In deze zaak heeft de kantonrechter te Rotterdam op 25 maart 2021 uitspraak gedaan in een verzetprocedure tegen een dwangbevel dat was uitgevaardigd door het Stichting Bedrijfstakpensioenfonds voor de Bouwnijverheid (Bpf Bouw) tegen de eiser, een ondernemer in de bouwsector. De eiser, vertegenwoordigd door mr. M. Yesildag, kwam in verzet tegen het dwangbevel dat was uitgevaardigd op 4 maart 2020, waarin hij werd aangesproken voor achterstallige pensioenpremies. De eiser betwistte de rechtsgeldigheid van het dwangbevel, omdat hij geen aanmaning had ontvangen zoals vereist door de Wet Bpf. Hij erkende wel dat hij premies verschuldigd was over een bepaalde periode, maar stelde dat de vorderingen over een eerdere periode verjaard waren.

De kantonrechter heeft vastgesteld dat de eiser zich pas op 31 oktober 2018 had aangemeld bij Bpf Bouw, terwijl hij al eerder verplicht was om zijn werknemers aan te melden en premies te betalen. De rechter oordeelde dat de verjaringstermijn voor de premies over de periode januari 2012 tot en met juni 2013 al was verstreken op het moment dat Bpf Bouw voor het eerst aanspraak maakte op deze premies. De kantonrechter oordeelde dat het beroep van de eiser op verjaring niet onaanvaardbaar was, maar dat de omstandigheden van de zaak, waaronder het feit dat de eiser jarenlang zijn verplichtingen had verwaarloosd, meebrachten dat Bpf Bouw de premies terecht had ingevorderd.

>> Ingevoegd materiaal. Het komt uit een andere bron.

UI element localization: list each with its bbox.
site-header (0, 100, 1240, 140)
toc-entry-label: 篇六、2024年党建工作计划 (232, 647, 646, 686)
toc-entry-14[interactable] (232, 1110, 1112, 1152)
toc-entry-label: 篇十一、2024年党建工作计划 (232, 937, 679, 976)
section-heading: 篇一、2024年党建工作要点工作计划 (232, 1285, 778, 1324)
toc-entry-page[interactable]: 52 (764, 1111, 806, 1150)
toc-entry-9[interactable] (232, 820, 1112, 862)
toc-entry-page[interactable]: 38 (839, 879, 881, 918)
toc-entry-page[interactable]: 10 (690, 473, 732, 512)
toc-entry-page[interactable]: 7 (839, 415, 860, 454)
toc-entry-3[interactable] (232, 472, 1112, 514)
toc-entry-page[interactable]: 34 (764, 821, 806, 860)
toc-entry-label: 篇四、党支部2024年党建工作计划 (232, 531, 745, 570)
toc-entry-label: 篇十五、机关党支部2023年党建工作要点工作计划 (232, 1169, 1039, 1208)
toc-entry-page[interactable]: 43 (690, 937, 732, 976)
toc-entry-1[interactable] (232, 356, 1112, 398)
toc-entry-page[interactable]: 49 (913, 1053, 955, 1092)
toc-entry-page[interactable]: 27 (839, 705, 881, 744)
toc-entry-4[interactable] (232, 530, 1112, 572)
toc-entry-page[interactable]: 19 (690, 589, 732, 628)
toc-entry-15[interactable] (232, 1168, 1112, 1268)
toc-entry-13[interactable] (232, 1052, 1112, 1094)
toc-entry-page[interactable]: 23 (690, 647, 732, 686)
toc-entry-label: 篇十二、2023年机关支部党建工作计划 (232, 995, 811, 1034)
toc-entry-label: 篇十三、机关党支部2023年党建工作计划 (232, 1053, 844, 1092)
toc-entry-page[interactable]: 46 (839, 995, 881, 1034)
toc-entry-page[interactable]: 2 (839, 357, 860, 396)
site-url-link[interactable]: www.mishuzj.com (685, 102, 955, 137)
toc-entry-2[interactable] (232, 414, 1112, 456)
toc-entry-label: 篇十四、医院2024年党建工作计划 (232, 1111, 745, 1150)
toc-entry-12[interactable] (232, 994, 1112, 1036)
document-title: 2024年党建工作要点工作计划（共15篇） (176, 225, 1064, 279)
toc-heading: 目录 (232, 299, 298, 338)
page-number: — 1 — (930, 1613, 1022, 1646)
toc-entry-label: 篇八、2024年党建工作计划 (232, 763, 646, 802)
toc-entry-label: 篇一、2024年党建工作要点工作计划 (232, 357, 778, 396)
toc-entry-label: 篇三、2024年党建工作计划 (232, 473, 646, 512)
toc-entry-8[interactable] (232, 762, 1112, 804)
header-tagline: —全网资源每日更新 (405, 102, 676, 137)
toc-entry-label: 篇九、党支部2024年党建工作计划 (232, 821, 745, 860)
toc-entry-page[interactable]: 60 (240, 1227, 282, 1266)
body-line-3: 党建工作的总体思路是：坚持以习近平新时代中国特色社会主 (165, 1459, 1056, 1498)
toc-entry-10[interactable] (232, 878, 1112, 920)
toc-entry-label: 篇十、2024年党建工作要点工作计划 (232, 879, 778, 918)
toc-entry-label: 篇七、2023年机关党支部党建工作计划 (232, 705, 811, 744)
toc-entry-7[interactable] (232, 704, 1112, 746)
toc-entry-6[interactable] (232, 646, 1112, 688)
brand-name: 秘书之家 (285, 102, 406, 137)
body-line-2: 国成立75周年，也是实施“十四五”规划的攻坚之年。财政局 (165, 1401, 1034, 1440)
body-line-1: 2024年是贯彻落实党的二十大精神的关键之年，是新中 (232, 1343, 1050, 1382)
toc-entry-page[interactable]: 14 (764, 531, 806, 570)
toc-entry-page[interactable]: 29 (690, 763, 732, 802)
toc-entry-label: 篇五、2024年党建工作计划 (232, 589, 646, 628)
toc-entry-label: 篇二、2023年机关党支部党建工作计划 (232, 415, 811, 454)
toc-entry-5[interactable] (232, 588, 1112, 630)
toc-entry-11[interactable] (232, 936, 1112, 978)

De rechter vernietigde het dwangbevel voor zover het betrekking had op de buitengerechtelijke incassokosten en de kosten van de faillissementsaanvraag, maar bevestigde de hoofdsom van de vordering. De eiser werd veroordeeld in de proceskosten. Dit vonnis is uitgesproken door mr. G.A.F.M. Wouters en is uitvoerbaar bij voorraad.

Uitspraak

RECHTBANK ROTTERDAM

zaaknummer: 8448853 CV EXPL 20-1539
uitspraak: 25 maart 2021
vonnis van de kantonrechter, zitting houdende te Dordrecht,
in de zaak van
[eiser]voorheen handelende onder de naam
[handelsnaam],
wonende te [woonplaats eiser] ,
eiser,
gemachtigde: mr. M. Yesildag,
tegen
de stichting
Stichting Bedrijfstakpensioenfonds voor de Bouwnijverheid,
gevestigd te Amsterdam,
gedaagde,
gemachtigde: Vesting Finance Incasso B.V..
Partijen worden hierna aangeduid als [eiser] en Bpf Bouw.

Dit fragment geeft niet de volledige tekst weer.